Kato-Kiriyama, meantime, remembered how powerfully she was affected upon viewing a looped recording of CWRIC testimony.
“I was really struck because I saw people who look like my aunties and uncles, right? They could be my parents, it could be my grandparents,” Kato-Kiriyama said. “They were angry and emotional and articulate and eloquent. And speaking in public. It was mind-blowing. And I just felt like it fought against so many tropes of our community being just totally submissive and quiet and not standing up.”
Dreisen added that “the power of testimony” can change the trajectory for African American reparations and getting to that point is “at the heart of what we’re doing here.” Kato-Kiriyama noted, however, that the current iteration of HR 40 expires on Dec. 31.
Getting the last word was JACL Education Communications Coordinator Matthew Weisbly.

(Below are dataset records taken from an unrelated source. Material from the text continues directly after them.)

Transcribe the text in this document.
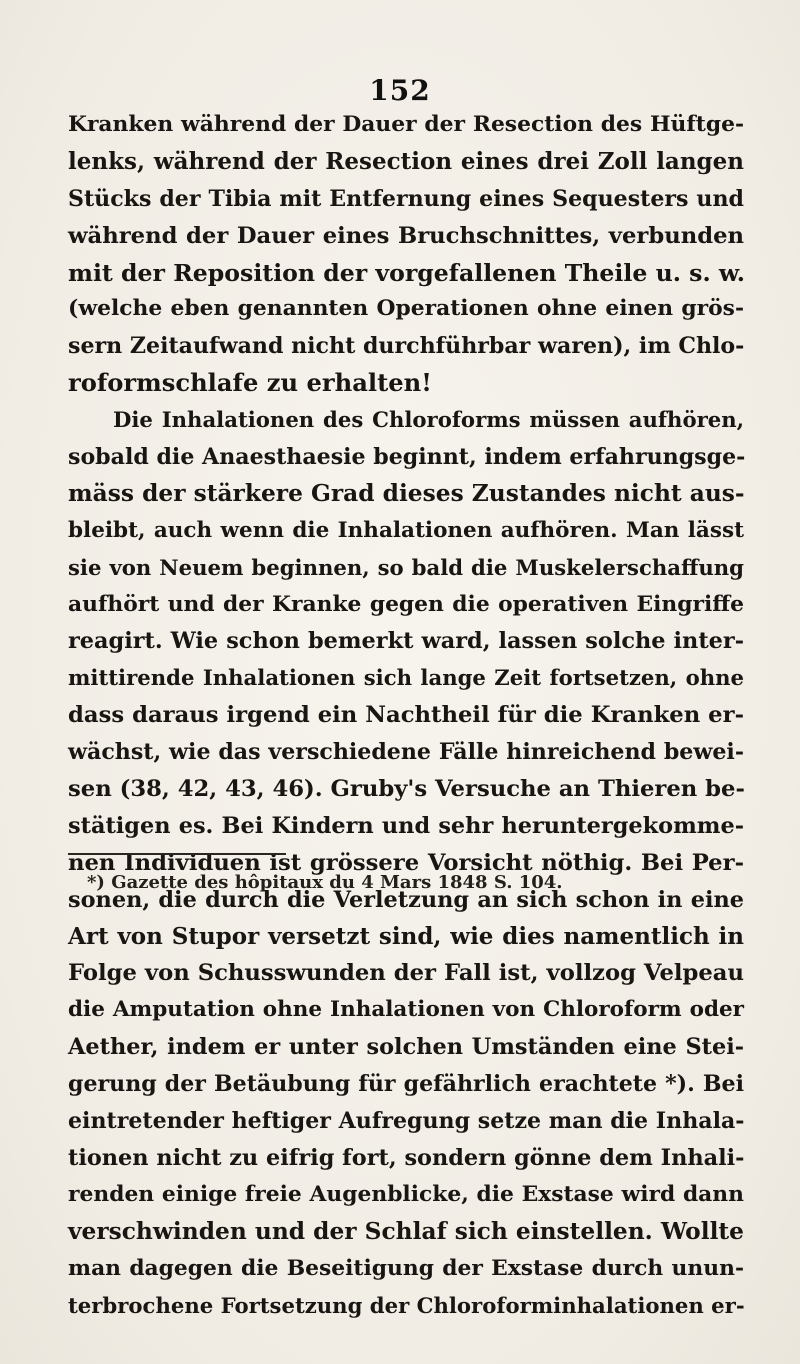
152
Kranken während der Dauer der Resection des Hüftge-
lenks, während der Resection eines drei Zoll langen
Stücks der Tibia mit Entfernung eines Sequesters und
während der Dauer eines Bruchschnittes, verbunden
mit der Reposition der vorgefallenen Theile u. s. w.
(welche eben genannten Operationen ohne einen grös-
sern Zeitaufwand nicht durchführbar waren), im Chlo-
roformschlafe zu erhalten!
Die Inhalationen des Chloroforms müssen aufhören,
sobald die Anaesthaesie beginnt, indem erfahrungsge-
mäss der stärkere Grad dieses Zustandes nicht aus-
bleibt, auch wenn die Inhalationen aufhören. Man lässt
sie von Neuem beginnen, so bald die Muskelerschaffung
aufhört und der Kranke gegen die operativen Eingriffe
reagirt. Wie schon bemerkt ward, lassen solche inter-
mittirende Inhalationen sich lange Zeit fortsetzen, ohne
dass daraus irgend ein Nachtheil für die Kranken er-
wächst, wie das verschiedene Fälle hinreichend bewei-
sen (38, 42, 43, 46). Gruby's Versuche an Thieren be-
stätigen es. Bei Kindern und sehr heruntergekomme-
nen Individuen ist grössere Vorsicht nöthig. Bei Per-
sonen, die durch die Verletzung an sich schon in eine
Art von Stupor versetzt sind, wie dies namentlich in
Folge von Schusswunden der Fall ist, vollzog Velpeau
die Amputation ohne Inhalationen von Chloroform oder
Aether, indem er unter solchen Umständen eine Stei-
gerung der Betäubung für gefährlich erachtete *). Bei
eintretender heftiger Aufregung setze man die Inhala-
tionen nicht zu eifrig fort, sondern gönne dem Inhali-
renden einige freie Augenblicke, die Exstase wird dann
verschwinden und der Schlaf sich einstellen. Wollte
man dagegen die Beseitigung der Exstase durch unun-
terbrochene Fortsetzung der Chloroforminhalationen er-
*) Gazette des hôpitaux du 4 Mars 1848 S. 104.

“Of the many allies who joined our fight, the African American community was one of the earliest to lend their support, knowing that their own community’s history of enslavement, Jim Crow, segregation and years of unending inequality was just another example of democracy failing communities of color, but also knowing that the Japanese American fight for redress can serve as a powerful example in the fight for African American redress.
“And now, over 30 years later, after our fight was won, the African American community still looks for the chance to begin theirs,” Weisbly continued. “As Dreisen mentioned, HR 40, the Commission to Study and Develop Reparation Proposals for African Americans Act, has been introduced in nearly every congressional session since Rep. John Conyers first introduced the bill in 1989.
“Last year, HR 40 for the first time passed through committee to the House floor for final markup and vote. The Japanese American campaign for redress from the CWRIC, the Civil Liberties Act lasted less than 10 years. While the African American campaign for redress from the first time HR 40 was introduced has now lasted over three times longer. It has long been time for action.
“But now more than ever, we as Japanese Americans need to do our part,” Weisbly concluded. “As you heard from our speakers, it is now time to strike and use our community’s history to help others and help another community whose campaign for justice is long overdue and who stood up to support us in our fight.”
(Editor’s Note: The recording of the Los Angeles 2022 DOR can be viewed at tinyurl.com/ayjjvnf9.)